People often delay applying for a lease extension until they want to sell. With the current lull in the property market, flat-owners may not see the point of paying for an extension for the time being. But now would be a good time to apply, and could save you money in the long run.
With the property market in its present state now could be the cheapest time to extend your lease.
The amount you will have to pay your freeholder depends on the length of the unexpired term – the shorter this is, the more you have to pay. If your lease has more than 80 years unexpired you will not have to pay any ‘marriage value’ [see below] to the freeholder.
Buyers won’t look at properties with less than 70 years on the lease
Most high-street mortgage lenders require 70 years minimum unexpired when lending on leasehold properties. So if your lease is currently shorter than this, extending it now will make it easier and quicker to sell when the time comes.
Buyers are often understandably reluctant to buy leasehold property even if the lease has more than 70 years still to run. It is possible for a seller to serve a statutory lease extension notice and assign it to the buyer on completion (so that the buyer can claim an extension) but this still leaves the buyer with the worry and expense of pursuing the claim.
Lease extensions aren’t completed overnight
It can take some time for the terms of an extended lease to be settled, even if the freeholder is reasonably co-operative.
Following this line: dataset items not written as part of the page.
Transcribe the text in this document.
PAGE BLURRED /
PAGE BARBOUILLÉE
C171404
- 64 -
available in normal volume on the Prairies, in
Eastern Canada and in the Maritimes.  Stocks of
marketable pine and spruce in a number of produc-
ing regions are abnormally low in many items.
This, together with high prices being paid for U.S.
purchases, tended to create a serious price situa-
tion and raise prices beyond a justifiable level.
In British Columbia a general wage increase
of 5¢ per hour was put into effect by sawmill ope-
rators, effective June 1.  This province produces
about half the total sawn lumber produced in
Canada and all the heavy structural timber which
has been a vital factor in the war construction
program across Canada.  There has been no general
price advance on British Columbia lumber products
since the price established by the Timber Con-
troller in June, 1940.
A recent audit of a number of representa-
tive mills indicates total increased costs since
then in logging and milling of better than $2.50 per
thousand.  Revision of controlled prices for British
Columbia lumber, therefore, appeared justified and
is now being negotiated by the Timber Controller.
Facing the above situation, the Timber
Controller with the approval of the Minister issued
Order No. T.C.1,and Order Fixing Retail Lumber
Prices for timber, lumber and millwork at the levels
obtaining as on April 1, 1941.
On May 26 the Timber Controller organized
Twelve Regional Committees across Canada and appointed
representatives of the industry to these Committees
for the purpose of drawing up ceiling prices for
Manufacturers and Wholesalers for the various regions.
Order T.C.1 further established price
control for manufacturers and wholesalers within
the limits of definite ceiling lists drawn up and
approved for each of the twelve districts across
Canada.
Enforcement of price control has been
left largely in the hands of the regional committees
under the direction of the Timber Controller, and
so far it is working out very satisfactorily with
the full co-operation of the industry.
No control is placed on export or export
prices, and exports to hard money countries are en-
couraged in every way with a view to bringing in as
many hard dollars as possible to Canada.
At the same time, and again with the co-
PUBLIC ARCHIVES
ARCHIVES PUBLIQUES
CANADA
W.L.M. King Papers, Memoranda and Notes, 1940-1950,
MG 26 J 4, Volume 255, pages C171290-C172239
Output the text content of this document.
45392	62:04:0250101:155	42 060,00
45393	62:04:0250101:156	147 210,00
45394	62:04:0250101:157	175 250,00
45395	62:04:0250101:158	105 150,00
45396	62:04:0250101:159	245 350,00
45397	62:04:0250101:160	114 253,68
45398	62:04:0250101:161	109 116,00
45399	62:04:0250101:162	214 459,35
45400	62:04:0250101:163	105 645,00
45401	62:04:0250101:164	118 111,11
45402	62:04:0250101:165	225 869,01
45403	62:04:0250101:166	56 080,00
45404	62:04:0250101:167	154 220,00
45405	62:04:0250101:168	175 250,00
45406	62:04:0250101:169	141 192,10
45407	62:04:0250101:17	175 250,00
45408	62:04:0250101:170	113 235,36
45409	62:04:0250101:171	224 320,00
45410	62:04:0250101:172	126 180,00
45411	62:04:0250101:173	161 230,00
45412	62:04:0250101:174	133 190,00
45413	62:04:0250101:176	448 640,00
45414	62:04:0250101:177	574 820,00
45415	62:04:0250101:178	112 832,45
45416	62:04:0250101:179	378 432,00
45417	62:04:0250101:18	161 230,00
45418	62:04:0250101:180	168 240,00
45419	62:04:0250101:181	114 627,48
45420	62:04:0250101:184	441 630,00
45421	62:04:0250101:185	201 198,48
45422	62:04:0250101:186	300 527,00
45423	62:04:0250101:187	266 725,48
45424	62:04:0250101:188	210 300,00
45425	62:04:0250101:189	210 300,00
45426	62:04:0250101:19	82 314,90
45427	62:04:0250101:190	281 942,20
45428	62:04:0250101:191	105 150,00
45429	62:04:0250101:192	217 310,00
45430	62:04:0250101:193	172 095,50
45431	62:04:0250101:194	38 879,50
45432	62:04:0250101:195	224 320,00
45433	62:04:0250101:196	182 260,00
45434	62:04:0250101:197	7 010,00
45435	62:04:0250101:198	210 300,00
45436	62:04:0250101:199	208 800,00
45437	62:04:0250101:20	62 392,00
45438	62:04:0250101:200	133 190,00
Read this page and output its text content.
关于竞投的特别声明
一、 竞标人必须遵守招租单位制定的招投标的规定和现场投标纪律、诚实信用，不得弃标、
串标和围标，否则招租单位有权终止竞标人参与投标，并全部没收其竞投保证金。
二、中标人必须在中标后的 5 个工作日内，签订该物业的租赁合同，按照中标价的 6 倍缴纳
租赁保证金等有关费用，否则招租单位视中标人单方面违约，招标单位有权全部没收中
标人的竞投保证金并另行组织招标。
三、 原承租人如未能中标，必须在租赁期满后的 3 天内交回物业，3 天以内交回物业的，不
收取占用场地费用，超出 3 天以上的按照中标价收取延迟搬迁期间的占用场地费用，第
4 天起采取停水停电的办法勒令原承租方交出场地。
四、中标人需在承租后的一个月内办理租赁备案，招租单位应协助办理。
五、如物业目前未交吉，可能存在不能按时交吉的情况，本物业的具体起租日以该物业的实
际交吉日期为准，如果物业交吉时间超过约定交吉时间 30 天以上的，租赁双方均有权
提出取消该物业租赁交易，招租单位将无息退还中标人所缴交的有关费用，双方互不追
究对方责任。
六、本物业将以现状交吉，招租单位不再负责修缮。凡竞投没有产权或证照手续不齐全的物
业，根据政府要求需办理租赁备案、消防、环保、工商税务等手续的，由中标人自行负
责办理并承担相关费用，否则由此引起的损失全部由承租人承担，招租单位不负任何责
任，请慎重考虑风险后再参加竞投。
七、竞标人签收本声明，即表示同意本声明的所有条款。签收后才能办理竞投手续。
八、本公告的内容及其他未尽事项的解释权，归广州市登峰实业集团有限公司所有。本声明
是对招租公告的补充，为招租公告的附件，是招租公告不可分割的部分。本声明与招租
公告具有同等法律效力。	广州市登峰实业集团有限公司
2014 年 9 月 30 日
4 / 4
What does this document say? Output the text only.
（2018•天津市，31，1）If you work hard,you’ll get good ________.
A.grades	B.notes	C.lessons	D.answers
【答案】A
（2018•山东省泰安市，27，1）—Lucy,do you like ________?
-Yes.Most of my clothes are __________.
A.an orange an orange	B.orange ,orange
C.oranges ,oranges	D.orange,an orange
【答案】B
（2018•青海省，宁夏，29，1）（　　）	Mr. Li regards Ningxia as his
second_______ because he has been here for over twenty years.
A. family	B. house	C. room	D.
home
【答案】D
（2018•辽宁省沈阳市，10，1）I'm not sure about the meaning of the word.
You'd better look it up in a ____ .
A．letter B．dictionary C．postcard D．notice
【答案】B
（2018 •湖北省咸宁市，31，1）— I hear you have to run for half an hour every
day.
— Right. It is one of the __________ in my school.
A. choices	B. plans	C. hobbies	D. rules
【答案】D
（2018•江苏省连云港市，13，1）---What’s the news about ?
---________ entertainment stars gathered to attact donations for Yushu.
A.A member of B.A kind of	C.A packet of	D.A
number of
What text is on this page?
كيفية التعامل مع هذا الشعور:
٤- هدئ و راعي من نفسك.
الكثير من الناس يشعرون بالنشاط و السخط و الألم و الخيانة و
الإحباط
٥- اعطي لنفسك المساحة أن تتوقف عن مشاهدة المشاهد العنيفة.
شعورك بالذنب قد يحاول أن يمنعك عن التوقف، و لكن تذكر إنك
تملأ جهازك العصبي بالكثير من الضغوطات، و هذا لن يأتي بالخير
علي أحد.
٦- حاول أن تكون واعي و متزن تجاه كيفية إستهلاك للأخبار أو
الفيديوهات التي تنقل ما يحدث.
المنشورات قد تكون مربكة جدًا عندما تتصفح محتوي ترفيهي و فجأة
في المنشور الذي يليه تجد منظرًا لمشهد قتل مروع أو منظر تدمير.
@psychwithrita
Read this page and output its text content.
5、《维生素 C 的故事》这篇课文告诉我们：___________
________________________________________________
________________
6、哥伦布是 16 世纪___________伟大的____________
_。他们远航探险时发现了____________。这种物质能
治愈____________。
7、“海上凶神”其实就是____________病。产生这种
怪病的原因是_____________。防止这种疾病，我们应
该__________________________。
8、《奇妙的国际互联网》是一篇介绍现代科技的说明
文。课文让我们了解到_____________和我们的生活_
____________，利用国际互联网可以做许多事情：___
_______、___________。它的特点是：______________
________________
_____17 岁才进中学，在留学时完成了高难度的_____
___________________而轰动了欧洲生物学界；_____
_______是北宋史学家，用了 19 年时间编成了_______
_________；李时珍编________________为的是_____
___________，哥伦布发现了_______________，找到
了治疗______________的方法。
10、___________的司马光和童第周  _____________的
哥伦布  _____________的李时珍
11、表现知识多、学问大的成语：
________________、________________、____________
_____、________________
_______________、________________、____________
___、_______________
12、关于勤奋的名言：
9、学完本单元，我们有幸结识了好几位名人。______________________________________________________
In the rare cases where there are problems – a missing freeholder or one who will not agree a reasonable premium – it can take a lot longer if it is necessary to apply to a leasehold valuation tribunal.
And when the terms have been settled a new lease document has to be drawn up and registered at the land registry, which can take some weeks to complete.
So if you wait until you want to sell your flat, you will find that you then have further delay while all this is done.
It is much quicker and easier to sell a flat if the buyer can see that the lease has already been extended – and you can ask more for the property.
Find out now how much you could expect to pay for a lease extension – try the Fridaysmove Lease Extension Premium Calculator or phone us on 0330 660 0286 – Fridaysmove can help with all aspects of lease extension, including arranging a professional valuation and a Solicitor
Marriage value as defined in the Leasehold Reform, Housing and Urban Development Act 1993 – Schedule 13
4(1) The marriage value is the amount referred to in sub-paragraph (2), and the landlord’s share of the marriage value is 50 per cent. of that amount.
(2) the marriage value is the difference between the following amounts, namely—
(a) the aggregate of—
(i) the value of the interest of the tenant under his existing lease,
(ii) the value of the landlord’s interest in the tenant’s flat prior to the grant of the new lease, and
(iii) the values prior to the grant of that lease of all intermediate leasehold interests (if any); and
(b) the aggregate of—
(i) the value of the interest to be held by the tenant under the new lease,
(ii) the value of the landlord’s interest in the tenant’s flat once the new lease is granted, and
(iii) the values of all intermediate leasehold interests (if any) once that lease is granted.